In the circular economy community, he noted, there is a lot of talk and reference to 2050 which is probably an appropriate time for the systemic change that is needed.
“As a non-profit we do however stick to 2030 to remind all involved stakeholders to focus on what they already committed to in 2015, what they can do now and by 2030 rather than developing great plans and promises which they might not be able to deliver and implement by 2050. Who will hold them accountable anyway? The policy-makers and corporate leaders in charge today have either retired or passed away by 2050 – they should focus on 2030.”

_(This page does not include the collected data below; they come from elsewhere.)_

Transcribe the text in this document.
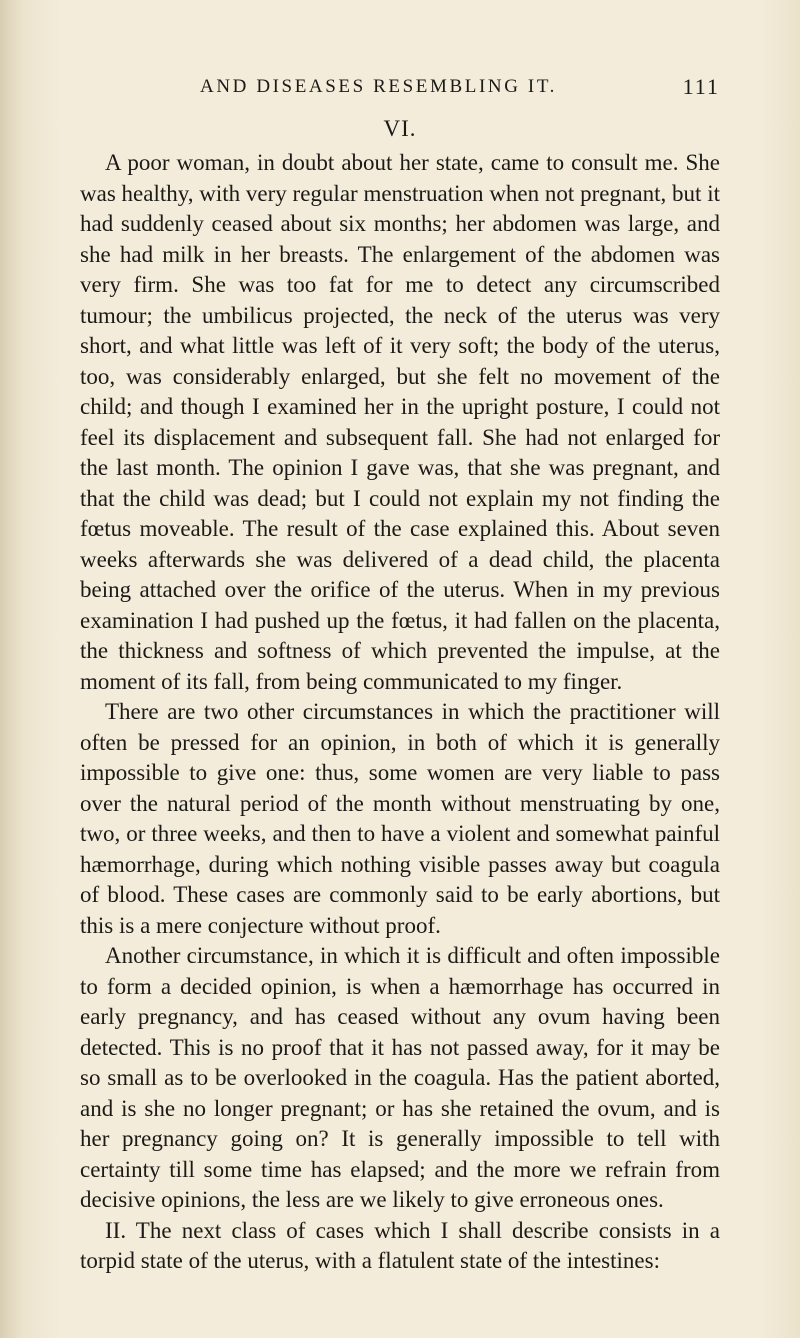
AND DISEASES RESEMBLING IT.	111
VI.

A poor woman, in doubt about her state, came to consult me. She was healthy, with very regular menstruation when not pregnant, but it had suddenly ceased about six months; her abdomen was large, and she had milk in her breasts. The enlargement of the abdomen was very firm. She was too fat for me to detect any circumscribed tumour; the umbilicus projected, the neck of the uterus was very short, and what little was left of it very soft; the body of the uterus, too, was considerably enlarged, but she felt no movement of the child; and though I examined her in the upright posture, I could not feel its displacement and subsequent fall. She had not enlarged for the last month. The opinion I gave was, that she was pregnant, and that the child was dead; but I could not explain my not finding the fœtus moveable. The result of the case explained this. About seven weeks afterwards she was delivered of a dead child, the placenta being attached over the orifice of the uterus. When in my previous examination I had pushed up the fœtus, it had fallen on the placenta, the thickness and softness of which prevented the impulse, at the moment of its fall, from being communicated to my finger.

There are two other circumstances in which the practitioner will often be pressed for an opinion, in both of which it is generally impossible to give one: thus, some women are very liable to pass over the natural period of the month without menstruating by one, two, or three weeks, and then to have a violent and somewhat painful hæmorrhage, during which nothing visible passes away but coagula of blood. These cases are commonly said to be early abortions, but this is a mere conjecture without proof.

Another circumstance, in which it is difficult and often impossible to form a decided opinion, is when a hæmorrhage has occurred in early pregnancy, and has ceased without any ovum having been detected. This is no proof that it has not passed away, for it may be so small as to be overlooked in the coagula. Has the patient aborted, and is she no longer pregnant; or has she retained the ovum, and is her pregnancy going on? It is generally impossible to tell with certainty till some time has elapsed; and the more we refrain from decisive opinions, the less are we likely to give erroneous ones.

II. The next class of cases which I shall describe consists in a torpid state of the uterus, with a flatulent state of the intestines:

A Presss Release issued on the 14th April by REVOLVE Circular indicated together with the Copernicus Institute of Sustainable Development at the Utrecht University launched #ImagineCircularity with the catch phrase ”the circular transformation will not be live-streamed” as a reference to the late Gil Scott-Heron who released “The revolution will not be televised” in April 1971.
Systemic change, the release noted, in terms of the way we produce, consume and treat the environment needs to happen live – in our brains, corporate board rooms, and parliaments. In order to better understand how people around the globe perceive a transformation from a linear take-make-waste economy to a circular refuse-reduce-rethink society, the survey aims to gather people’s perception around the globe.
The circular economy, it said, is still a relatively new paradigm which different stakeholders understand, apply and promote in a different manner.
Some, the release further noted, also criticise the concept for focusing narrowly on resource challenges and resource efficiency while neglecting environmental and societal concerns.
‘Imagine Circularity’ will seek to understand how consumers, producers and product designers perceive the circular economy adding,” findings shall feed into policy-making processes, influence corporate decision-making, and help change consumption patterns globally”.